Por último, tendrá una participación especial el Grupo Krapp, formado en el 2000 por Luciana Acuña, Luis Biasotto, Fernando Tur, Gabriel Almendros y Edgardo Castro. La compañía hará una retrospectiva de su historia con la reposición, del 1º de noviembre al 14 de diciembre, de sus obras Mendiolaza, Olympica, Adonde van los muertos (Lado B) y Adonde van los muertos (Lado A). También se verá su espectáculo ¿No me besabas?, aunque no serán los integrantes quienes la repongan sino artistas jóvenes que fueron convocados para esta oportunidad con la tarea de unir los restos que dejó la obra (videos, fotos y archivo periodístico) y así reconstruirla. Además de este espectáculo, el Grupo Krapp realizará seminarios de reflexión, mesas redondas y conferencias sobre la danza y los ejes que la ponen en juego en la actualidad. Participarán teóricos, entre los que se destaca Susana Tambutti, e instituciones como Prodanza. Consultados por este diario, los participantes de El Cultural Baila coinciden en que se trata de uno de los momentos más críticos para la danza. Frente a la respuesta de Lopérfido, que retrucó que se incluyeron pocas propuestas en el FIBA (menos del 10 por ciento de la programación total) porque se recibieron pocas en la convocatoria, los coreógrafos denuncian que eso tuvo que ver con que las cláusulas advertían que no podían presentarse aquellos espectáculos que ya hubieran participado de Ciudanza, también organizado por el Gobierno de la Ciudad, ni aquellos que recibieran un subsidio de Prodanza, lo que redujo las posibilidades. Pero éste no es el único problema, ya que aseguran que lo del FIBA es sólo un reflejo de lo que sucede a nivel general con la participación de la disciplina en las políticas culturales. “La situación es crítica en general. La danza está desplazada, hoy no tiene apoyo ni difusión y así es difícil que pueda sostenerse”, asegura Rotemberg, autor y director de La idea fija, una de las dos obras de danza que sí fueron seleccionadas para el festival.

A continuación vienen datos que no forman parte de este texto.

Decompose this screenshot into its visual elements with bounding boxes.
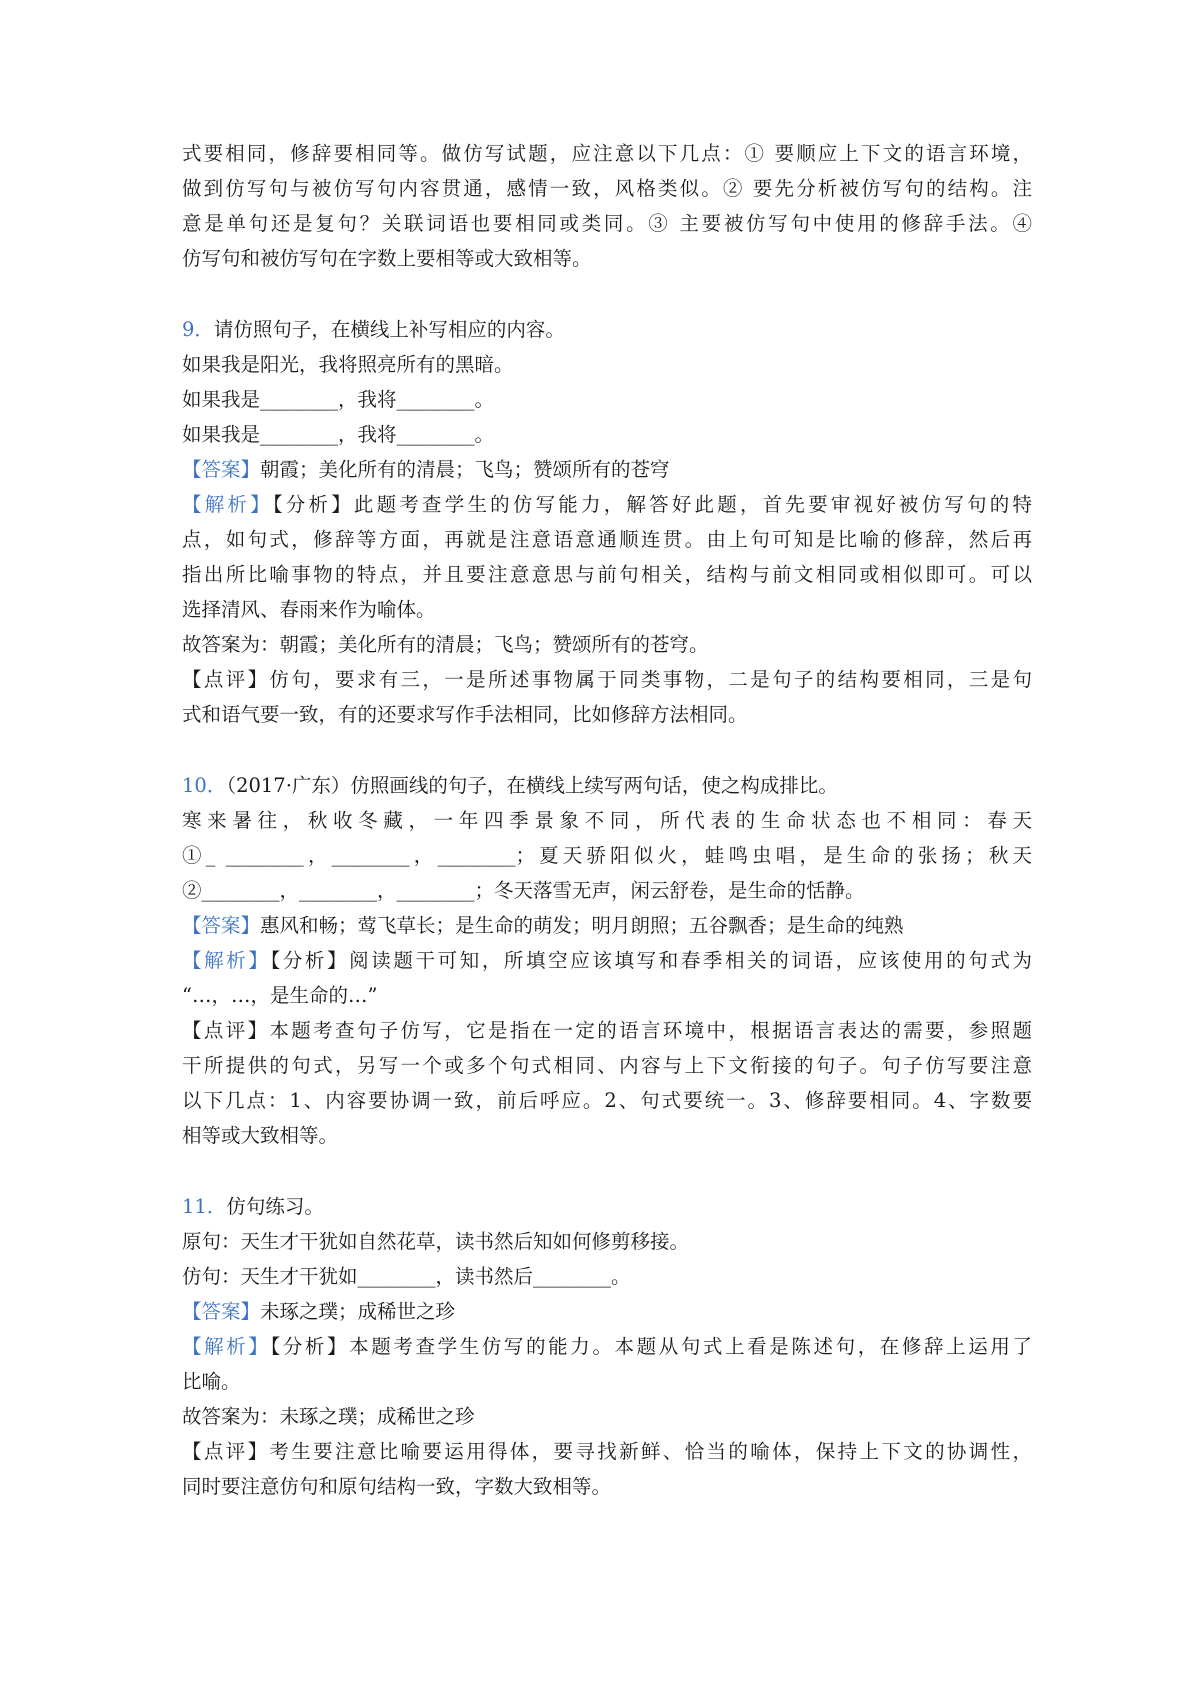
comment-line: 干所提供的句式，另写一个或多个句式相同、内容与上下文衔接的句子。句子仿写要注意 (182, 1054, 1032, 1077)
question-line: ②________，________，________；冬天落雪无声，闲云舒卷，是生命的恬静。 (182, 879, 865, 902)
question-text: 请仿照句子，在横线上补写相应的内容。 (213, 318, 565, 341)
answer-label: 【答案】 (182, 458, 261, 481)
question-10 (182, 768, 1032, 1153)
analysis-text: 【分析】阅读题干可知，所填空应该填写和春季相关的词语，应该使用的句式为 (270, 949, 1032, 972)
question-number: 11． (182, 1195, 227, 1218)
question-line: 仿句：天生才干犹如________，读书然后________。 (182, 1265, 631, 1288)
answer-line (182, 452, 1032, 487)
comment-line: 以下几点：1、内容要协调一致，前后呼应。2、句式要统一。3、修辞要相同。4、字数要 (182, 1089, 1032, 1112)
spacer (182, 732, 1032, 768)
intro-line: 做到仿写句与被仿写句内容贯通，感情一致，风格类似。② 要先分析被仿写句的结构。注 (182, 177, 1032, 200)
analysis-label: 【解析】 (182, 949, 271, 972)
analysis-text: 【分析】此题考查学生的仿写能力，解答好此题，首先要审视好被仿写句的特 (272, 493, 1032, 516)
comment-line: 【点评】仿句，要求有三，一是所述事物属于同类事物，二是句子的结构要相同，三是句 (182, 668, 1032, 691)
question-line: 如果我是________，我将________。 (182, 388, 495, 411)
question-line: 如果我是________，我将________。 (182, 423, 495, 446)
answer-text: 朝霞；美化所有的清晨；飞鸟；赞颂所有的苍穹 (260, 458, 670, 481)
conclusion-line: 故答案为：朝霞；美化所有的清晨；飞鸟；赞颂所有的苍穹。 (182, 633, 709, 656)
intro-line: 仿写句和被仿写句在字数上要相等或大致相等。 (182, 247, 592, 270)
question-line: ①_ ________，________，________；夏天骄阳似火，蛙鸣虫唱，是生命的张扬；秋天 (182, 844, 1032, 867)
comment-line: 【点评】考生要注意比喻要运用得体，要寻找新鲜、恰当的喻体，保持上下文的协调性， (182, 1440, 1032, 1463)
comment-line: 相等或大致相等。 (182, 1124, 339, 1147)
analysis-line (182, 1329, 1032, 1364)
answer-text: 惠风和畅；莺飞草长；是生命的萌发；明月朗照；五谷飘香；是生命的纯熟 (260, 914, 904, 937)
question-number: 10． (182, 774, 227, 797)
question-text: （2017·广东）仿照画线的句子，在横线上续写两句话，使之构成排比。 (226, 774, 838, 797)
question-stem (182, 312, 1032, 347)
page-content (182, 136, 1032, 1504)
answer-label: 【答案】 (182, 1300, 261, 1323)
spacer (182, 276, 1032, 312)
question-stem (182, 1189, 1032, 1224)
analysis-line: 指出所比喻事物的特点，并且要注意意思与前句相关，结构与前文相同或相似即可。可以 (182, 563, 1032, 586)
answer-line (182, 908, 1032, 943)
answer-text: 未琢之璞；成稀世之珍 (260, 1300, 456, 1323)
intro-line: 意是单句还是复句？关联词语也要相同或类同。③ 主要被仿写句中使用的修辞手法。④ (182, 212, 1032, 235)
analysis-line: 点，如句式，修辞等方面，再就是注意语意通顺连贯。由上句可知是比喻的修辞，然后再 (182, 528, 1032, 551)
answer-label: 【答案】 (182, 914, 261, 937)
question-number: 9． (182, 318, 214, 341)
analysis-text: 【分析】本题考查学生仿写的能力。本题从句式上看是陈述句，在修辞上运用了 (270, 1335, 1032, 1358)
analysis-line: 比喻。 (182, 1370, 241, 1393)
spacer (182, 1153, 1032, 1189)
analysis-line: 选择清风、春雨来作为喻体。 (182, 598, 436, 621)
analysis-line: “…，…，是生命的…” (182, 984, 378, 1007)
analysis-label: 【解析】 (182, 1335, 271, 1358)
analysis-label: 【解析】 (182, 493, 273, 516)
question-line: 如果我是阳光，我将照亮所有的黑暗。 (182, 353, 514, 376)
question-stem (182, 768, 1032, 803)
question-line: 原句：天生才干犹如自然花草，读书然后知如何修剪移接。 (182, 1230, 690, 1253)
analysis-line (182, 943, 1032, 978)
intro-paragraph (182, 136, 1032, 276)
answer-line (182, 1294, 1032, 1329)
question-9 (182, 312, 1032, 732)
analysis-line (182, 487, 1032, 522)
intro-line: 式要相同，修辞要相同等。做仿写试题，应注意以下几点：① 要顺应上下文的语言环境， (182, 142, 1032, 165)
comment-line: 式和语气要一致，有的还要求写作手法相同，比如修辞方法相同。 (182, 703, 748, 726)
comment-line: 同时要注意仿句和原句结构一致，字数大致相等。 (182, 1475, 612, 1498)
conclusion-line: 故答案为：未琢之璞；成稀世之珍 (182, 1405, 475, 1428)
question-text: 仿句练习。 (226, 1195, 324, 1218)
question-11 (182, 1189, 1032, 1504)
comment-line: 【点评】本题考查句子仿写，它是指在一定的语言环境中，根据语言表达的需要，参照题 (182, 1019, 1032, 1042)
question-line: 寒来暑往，秋收冬藏，一年四季景象不同，所代表的生命状态也不相同：春天 (182, 809, 1032, 832)
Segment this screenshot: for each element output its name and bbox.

Los problemas que señalan los artistas son varios. Junto con la falta de políticas culturales, que hace que muchos artistas no se animen a crear, una de las mayores dificultades tiene que ver con la poca difusión que tiene la danza, cosa que no sucede con el teatro, por ejemplo, que tiene más presencia mediática. “Hay muy poca gente en los medios de comunicación que puede escribir sobre danza y eso complica el panorama. Si no hay quienes puedan hablar de ella, entonces empieza a dejar de existir, se complica el boca en boca y todo se hace más difícil”, señala Acuña. De todos modos, los creadores también hacen autocrítica y reconocen parte de la responsabilidad. “Durante mucho tiempo la comunidad no se posicionó para hacerle ganar un lugar a la danza y para movilizar al público”, asume Sarmiento, que destaca que ahora los artistas de varias generaciones estén más organizados y se reúnan frecuentemente para debatir estos temas. “Durante muchos años nuestra generación se durmió. Pero las cosas cambiaron y ahora entendimos que hay que despertarse”, concluye Acuña.